[Mesa-dev] Proposal for a long-term shader compiler (and IR) architecture

Mon Oct 18 12:27:20 PDT 2010

On Mon, 2010-10-18 at 10:52 -0700, Keith Whitwell wrote:
> On Mon, Oct 18, 2010 at 9:18 AM, Jerome Glisse <j.glisse at gmail.com> wrote:
> > On Fri, Oct 15, 2010 at 7:44 PM, John Kessenich <johnk at lunarg.com> wrote:
> >> Hi,
> >> LunarG has decided to work on an open source, long-term, highly-functional,
> >> and modular shader and kernel compiler stack. Attached is our high-level
> >> proposal for this compiler architecture (LunarGLASS).  We would like to
> >> solicit feedback from the open source community on doing this.
> >> I have read several posts here where it seems the time has come for
> >> something like this, and in that spirit, I hope this is consistent with the
> >> desire and direction many contributors to this list have already alluded to.
> >> Perhaps the biggest point of the proposal is to standardize on LLVM as an
> >> intermediate representation.  This is actually done at two levels within the
> >> proposal; one at a high-level IR close to the source language and one at a
> >> low-level IR close to the target architecture.  The full picture is in the
> >> attached document.
> >> Based on feedback to this proposal, our next step is to more precisely
> >> define the two forms of LLVM IR.
> >> Please let me know if you have any trouble reading the attached, or any
> >> questions, or any feedback regarding the proposal.
> >> Thanks,
> >> JohnK

> > Just a quick reply (i won't have carefully read through this proposition before
> > couple weeks) last time i check LLVM didn't seemed to fit the bill for GPU,
> > newer GPU can be seen as close to scalar but not completely, there are
> > restriction on instruction packing and the amount of data computation
> > unit of gpu can access per cycle, also register allocation is different
> > from normal CPU, you don't wan to do register peeling on GPU. So from
> > my POV instruction scheduling & packing and register allocation are
> > interlace process (where you store variable impact instruction packing).
> > Also on newer gpu it makes sense to use a mixed scalar/vector representation
> > to preserve things like dot product. 

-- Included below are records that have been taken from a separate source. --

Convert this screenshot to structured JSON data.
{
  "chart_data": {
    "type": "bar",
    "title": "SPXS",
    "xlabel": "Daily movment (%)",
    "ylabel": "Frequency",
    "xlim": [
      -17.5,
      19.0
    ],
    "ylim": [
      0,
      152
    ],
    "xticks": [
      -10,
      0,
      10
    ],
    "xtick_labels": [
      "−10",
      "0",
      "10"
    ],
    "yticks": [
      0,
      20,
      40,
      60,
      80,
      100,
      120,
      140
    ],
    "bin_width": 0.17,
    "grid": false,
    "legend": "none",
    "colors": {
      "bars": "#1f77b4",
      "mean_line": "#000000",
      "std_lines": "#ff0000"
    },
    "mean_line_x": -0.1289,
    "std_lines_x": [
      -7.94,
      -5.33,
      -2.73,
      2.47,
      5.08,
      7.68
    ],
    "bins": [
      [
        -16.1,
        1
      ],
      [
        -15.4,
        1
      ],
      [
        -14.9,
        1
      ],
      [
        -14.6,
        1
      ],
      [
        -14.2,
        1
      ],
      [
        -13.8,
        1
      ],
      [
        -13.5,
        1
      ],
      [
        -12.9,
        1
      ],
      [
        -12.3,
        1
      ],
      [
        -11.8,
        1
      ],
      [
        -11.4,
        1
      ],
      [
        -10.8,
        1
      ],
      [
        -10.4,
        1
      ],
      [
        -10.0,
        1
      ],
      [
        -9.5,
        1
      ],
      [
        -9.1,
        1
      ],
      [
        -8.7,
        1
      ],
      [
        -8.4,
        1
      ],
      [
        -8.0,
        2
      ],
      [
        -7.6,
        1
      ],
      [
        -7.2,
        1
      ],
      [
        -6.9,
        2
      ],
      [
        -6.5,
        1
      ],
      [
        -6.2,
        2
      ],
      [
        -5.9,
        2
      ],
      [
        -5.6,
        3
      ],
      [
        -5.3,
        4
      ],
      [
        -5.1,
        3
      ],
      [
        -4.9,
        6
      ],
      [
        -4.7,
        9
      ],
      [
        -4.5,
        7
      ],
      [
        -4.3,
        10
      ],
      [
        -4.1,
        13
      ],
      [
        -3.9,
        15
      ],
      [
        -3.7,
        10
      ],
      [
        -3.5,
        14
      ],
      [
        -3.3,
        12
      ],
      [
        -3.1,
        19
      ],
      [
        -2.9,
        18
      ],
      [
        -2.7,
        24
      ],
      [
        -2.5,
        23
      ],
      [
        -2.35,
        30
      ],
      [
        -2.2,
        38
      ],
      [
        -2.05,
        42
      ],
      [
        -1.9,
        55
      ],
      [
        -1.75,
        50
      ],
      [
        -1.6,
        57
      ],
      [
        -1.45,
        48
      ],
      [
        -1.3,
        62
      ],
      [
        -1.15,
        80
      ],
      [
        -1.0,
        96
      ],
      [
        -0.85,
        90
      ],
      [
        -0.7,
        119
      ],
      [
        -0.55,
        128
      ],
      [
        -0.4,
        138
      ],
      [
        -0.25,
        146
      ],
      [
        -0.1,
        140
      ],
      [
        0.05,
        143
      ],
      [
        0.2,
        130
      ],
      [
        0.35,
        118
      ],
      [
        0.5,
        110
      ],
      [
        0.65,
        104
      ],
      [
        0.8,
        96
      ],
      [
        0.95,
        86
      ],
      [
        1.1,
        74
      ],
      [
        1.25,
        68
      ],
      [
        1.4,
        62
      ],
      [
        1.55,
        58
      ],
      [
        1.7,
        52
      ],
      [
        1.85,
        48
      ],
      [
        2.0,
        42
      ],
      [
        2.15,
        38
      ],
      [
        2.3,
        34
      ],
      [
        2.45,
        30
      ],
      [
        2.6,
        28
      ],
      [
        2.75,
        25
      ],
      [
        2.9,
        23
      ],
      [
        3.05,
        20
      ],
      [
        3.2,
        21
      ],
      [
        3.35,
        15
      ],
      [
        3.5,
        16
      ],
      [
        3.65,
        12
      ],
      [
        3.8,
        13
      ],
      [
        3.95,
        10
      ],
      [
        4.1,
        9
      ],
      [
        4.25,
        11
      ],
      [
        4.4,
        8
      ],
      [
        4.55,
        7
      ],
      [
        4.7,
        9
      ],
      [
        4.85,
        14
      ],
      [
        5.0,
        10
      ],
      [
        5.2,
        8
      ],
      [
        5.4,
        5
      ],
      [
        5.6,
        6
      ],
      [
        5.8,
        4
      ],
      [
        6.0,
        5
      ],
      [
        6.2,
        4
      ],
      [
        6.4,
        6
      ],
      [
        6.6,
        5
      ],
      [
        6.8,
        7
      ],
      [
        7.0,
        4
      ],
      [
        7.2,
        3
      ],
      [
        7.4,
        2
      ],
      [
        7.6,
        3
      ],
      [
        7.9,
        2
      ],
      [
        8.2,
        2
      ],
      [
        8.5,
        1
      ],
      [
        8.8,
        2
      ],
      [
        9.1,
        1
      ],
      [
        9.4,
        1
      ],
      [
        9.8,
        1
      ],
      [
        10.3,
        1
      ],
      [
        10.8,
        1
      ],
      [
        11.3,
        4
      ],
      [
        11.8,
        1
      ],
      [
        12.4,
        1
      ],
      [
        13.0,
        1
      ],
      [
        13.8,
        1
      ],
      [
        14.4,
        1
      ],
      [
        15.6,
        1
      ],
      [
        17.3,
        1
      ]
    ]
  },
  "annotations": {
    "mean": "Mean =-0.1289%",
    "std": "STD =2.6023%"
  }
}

LLVM has always been able represent both scalar and vectors. Although
the dot product is not natively represented in IR, one can perfectly
define an dot product intrinsic which takes two vectors and returns a
scalar. I haven't look at the backends, but I believe the same applies.

> Last loop, jump, function have kind
> > of unsual restriction unlike any CPU (thought i haven't broad CPU knowledge)
> >
> > Bottom line is i don't think LLVM is anywhere near what would help us.
>
> I think this is the big question mark with this proposal -- basically
> can it be done?

I also think there are indeed challenges translating LLVM IR to
something like TGSI, Mesa IR; and I was skeptical about standardizing on
LLVM IR for quite some time, but lately I've been reaching the
conclusion that there's so much momentum behind LLVM that the
benefits/synergy one gets by leveraging it will most likely exceed the
pitfalls.

But I never felt much skepticism for GPU code generation. There is e.g.,
a LLVM PTX backend already out there. And if it's not easy to make a
LLVM backend for a particular GPU, then it should be at very least
possible to implement a LLVM backend that generates a code in a
representation very close to the GPU code, and do the final steps (e.g.,
register allocation, scheduling, etc) in a custom pass. Therefore
benefiting from all high level optimizations that happened before.

> If it can't be done, we'll find out quickly, if it can then we can
> stop debating whether or not it's possible.

Indeed.

Jose